De ervaring leert inmiddels, dat met name het personeel van de
vervoerbedrijven het gelag moet betalen. Niet via een normale
reorganisatie met een net sociaal plan, maar door een kille
sanering bij het verlies van concessies. Daar helpen de regels van
het Burgerlijk Wetboek en de Wet Personenvervoer niet tegen.
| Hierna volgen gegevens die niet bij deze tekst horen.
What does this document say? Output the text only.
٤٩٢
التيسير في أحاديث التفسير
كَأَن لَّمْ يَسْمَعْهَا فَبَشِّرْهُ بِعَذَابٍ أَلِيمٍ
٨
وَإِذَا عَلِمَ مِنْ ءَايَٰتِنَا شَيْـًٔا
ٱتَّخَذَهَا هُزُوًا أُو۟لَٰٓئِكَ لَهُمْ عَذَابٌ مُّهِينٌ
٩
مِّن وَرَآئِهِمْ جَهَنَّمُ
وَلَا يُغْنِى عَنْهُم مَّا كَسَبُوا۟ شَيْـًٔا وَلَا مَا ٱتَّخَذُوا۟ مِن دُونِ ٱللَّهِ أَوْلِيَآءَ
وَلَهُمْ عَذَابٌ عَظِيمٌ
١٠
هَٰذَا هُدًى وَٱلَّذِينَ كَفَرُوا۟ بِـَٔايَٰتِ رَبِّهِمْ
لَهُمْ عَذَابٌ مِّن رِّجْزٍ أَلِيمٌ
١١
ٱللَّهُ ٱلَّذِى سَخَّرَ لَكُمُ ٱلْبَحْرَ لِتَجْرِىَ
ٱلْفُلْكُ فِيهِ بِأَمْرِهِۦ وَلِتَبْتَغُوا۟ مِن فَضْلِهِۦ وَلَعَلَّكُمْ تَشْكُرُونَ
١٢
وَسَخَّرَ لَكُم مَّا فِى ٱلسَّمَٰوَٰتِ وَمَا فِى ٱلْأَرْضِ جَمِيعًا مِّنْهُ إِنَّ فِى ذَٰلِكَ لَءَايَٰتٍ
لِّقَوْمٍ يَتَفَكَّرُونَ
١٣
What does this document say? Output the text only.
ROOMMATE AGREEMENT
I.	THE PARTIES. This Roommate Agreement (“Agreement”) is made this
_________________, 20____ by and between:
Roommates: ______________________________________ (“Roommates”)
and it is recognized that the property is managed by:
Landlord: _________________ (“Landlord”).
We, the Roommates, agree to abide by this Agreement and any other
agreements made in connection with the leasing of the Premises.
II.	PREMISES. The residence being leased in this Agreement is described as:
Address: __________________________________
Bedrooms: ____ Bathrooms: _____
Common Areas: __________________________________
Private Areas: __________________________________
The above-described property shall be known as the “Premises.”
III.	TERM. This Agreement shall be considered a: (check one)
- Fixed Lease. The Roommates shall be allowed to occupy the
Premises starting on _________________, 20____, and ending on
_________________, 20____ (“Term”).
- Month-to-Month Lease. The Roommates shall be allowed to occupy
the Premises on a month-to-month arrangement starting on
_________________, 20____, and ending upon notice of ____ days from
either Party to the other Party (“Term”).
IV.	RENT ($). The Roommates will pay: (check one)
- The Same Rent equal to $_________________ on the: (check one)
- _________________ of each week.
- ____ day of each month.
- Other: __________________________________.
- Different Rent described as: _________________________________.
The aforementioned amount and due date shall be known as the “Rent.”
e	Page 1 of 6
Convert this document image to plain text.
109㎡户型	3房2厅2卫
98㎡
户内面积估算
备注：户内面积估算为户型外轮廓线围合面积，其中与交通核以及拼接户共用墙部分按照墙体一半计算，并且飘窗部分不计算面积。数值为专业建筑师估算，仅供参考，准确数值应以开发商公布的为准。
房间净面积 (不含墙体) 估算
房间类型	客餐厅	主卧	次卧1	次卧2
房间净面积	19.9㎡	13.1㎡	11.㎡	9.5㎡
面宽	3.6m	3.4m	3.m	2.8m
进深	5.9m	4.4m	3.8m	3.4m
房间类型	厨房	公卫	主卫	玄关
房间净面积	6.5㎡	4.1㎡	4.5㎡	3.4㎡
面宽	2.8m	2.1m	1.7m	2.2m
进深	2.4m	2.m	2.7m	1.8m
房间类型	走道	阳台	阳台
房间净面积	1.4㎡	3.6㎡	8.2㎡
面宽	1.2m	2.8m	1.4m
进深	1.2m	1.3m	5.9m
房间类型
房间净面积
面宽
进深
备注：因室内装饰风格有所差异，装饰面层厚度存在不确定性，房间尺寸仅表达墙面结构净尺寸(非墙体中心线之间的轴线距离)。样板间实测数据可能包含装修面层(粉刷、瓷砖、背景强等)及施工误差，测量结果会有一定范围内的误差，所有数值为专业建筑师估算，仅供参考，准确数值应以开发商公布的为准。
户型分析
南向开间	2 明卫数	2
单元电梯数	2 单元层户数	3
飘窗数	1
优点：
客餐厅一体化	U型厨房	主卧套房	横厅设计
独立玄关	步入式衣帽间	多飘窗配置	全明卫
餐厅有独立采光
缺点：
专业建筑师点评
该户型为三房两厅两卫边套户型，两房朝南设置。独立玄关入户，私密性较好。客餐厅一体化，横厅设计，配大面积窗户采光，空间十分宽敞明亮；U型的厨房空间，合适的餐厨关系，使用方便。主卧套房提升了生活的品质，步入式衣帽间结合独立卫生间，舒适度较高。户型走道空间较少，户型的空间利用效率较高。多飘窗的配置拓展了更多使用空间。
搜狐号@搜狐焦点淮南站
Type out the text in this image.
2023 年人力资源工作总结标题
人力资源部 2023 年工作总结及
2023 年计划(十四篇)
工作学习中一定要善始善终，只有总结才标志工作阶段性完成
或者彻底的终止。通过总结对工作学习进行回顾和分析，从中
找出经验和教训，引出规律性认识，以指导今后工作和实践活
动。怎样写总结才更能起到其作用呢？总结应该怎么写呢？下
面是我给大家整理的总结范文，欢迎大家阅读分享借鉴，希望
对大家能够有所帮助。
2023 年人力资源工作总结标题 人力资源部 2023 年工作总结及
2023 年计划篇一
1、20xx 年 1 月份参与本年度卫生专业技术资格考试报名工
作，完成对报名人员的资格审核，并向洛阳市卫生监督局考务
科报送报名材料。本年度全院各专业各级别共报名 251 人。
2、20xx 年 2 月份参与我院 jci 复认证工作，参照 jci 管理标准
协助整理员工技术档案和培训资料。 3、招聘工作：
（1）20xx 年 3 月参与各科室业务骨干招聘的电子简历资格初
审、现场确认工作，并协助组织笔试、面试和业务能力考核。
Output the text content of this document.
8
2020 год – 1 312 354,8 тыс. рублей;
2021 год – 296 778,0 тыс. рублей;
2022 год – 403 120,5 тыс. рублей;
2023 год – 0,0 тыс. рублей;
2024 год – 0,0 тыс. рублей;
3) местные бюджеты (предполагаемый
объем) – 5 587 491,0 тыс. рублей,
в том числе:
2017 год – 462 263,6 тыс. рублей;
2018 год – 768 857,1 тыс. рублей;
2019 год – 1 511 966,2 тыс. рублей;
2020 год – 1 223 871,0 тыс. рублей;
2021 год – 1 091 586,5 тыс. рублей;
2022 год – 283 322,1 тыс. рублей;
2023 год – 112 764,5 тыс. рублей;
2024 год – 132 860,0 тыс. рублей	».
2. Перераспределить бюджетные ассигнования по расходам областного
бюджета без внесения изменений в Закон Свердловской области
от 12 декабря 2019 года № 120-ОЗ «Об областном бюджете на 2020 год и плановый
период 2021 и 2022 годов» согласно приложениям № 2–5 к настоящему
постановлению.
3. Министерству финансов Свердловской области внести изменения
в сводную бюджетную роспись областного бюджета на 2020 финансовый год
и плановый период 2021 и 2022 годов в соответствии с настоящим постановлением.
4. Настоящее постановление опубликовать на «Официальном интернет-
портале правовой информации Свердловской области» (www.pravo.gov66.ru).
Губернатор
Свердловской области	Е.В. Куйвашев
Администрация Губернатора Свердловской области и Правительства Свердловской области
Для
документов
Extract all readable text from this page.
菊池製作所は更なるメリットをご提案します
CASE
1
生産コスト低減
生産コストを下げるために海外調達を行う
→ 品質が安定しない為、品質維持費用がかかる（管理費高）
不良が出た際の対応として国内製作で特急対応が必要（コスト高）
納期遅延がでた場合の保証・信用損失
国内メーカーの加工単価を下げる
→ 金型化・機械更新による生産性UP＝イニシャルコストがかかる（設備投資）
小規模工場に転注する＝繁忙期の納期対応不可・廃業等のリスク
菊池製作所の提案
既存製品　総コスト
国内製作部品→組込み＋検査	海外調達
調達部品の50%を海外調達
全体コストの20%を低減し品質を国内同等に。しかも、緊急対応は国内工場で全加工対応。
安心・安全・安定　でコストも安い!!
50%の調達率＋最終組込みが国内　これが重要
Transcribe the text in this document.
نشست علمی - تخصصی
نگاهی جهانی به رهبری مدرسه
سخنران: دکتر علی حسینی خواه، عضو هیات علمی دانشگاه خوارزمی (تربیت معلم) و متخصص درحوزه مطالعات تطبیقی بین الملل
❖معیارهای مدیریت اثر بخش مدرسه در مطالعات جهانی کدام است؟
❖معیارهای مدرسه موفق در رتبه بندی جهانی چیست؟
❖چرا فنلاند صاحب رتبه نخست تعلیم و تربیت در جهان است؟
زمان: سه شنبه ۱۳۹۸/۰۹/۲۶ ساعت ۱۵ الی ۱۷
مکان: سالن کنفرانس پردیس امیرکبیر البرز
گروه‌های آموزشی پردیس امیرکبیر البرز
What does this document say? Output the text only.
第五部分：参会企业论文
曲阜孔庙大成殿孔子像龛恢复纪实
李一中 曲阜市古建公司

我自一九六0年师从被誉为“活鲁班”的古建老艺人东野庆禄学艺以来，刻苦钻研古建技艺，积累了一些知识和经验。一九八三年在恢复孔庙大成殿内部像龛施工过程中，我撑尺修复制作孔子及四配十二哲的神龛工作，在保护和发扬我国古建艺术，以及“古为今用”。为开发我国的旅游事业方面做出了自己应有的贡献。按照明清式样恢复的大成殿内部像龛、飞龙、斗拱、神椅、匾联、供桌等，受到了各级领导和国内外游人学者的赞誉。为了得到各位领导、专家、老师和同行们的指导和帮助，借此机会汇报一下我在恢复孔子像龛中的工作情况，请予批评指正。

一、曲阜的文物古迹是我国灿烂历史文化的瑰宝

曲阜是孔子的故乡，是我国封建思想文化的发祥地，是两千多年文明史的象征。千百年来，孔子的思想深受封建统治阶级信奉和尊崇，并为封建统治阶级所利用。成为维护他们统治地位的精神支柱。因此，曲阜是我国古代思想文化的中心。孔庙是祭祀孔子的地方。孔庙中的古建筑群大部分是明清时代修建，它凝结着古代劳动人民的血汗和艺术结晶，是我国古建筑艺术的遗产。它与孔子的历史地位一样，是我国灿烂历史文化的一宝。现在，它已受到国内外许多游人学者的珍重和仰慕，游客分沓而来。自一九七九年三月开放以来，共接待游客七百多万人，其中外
Terwijl in de provincie Noord-Brabant rechtszaken zijn
aangespannen tussen de winnaar van de busconcessie en de
opdrachtgever (wederzijds!), staat Nederland aan de vooravond van
de aanbestedingen in de grootste steden. Let wel: hier is het
marktaandeel van het OV in de mobiliteit van een andere orde dan
in de regio! Tientallen procenten van alle verplaatsingen gaan in
deze steden met de metro, tram of bus. In de centra van Amsterdam,
Rotterdam, Den Haag en Utrecht gebruiken meer mensen het OV dan de
auto. Kunnen wij het ons veroorloven deze stedelijke
vervoersystemen naar de markt te brengen via de methodiek die
elders nog niet blijkt te werken?
Natuurlijk is dit een retorische vraag. Het antwoord is echter
daardoor niet minder belangrijk. De belangen zijn groot genoeg om
ons een periode van bezinning te gunnen. Laat de minister moed
tonen en een time-out afkondigen, zodat alle betrokkenen in haar
opdracht kunnen nagaan wat er toch mankeert aan onze aanpak.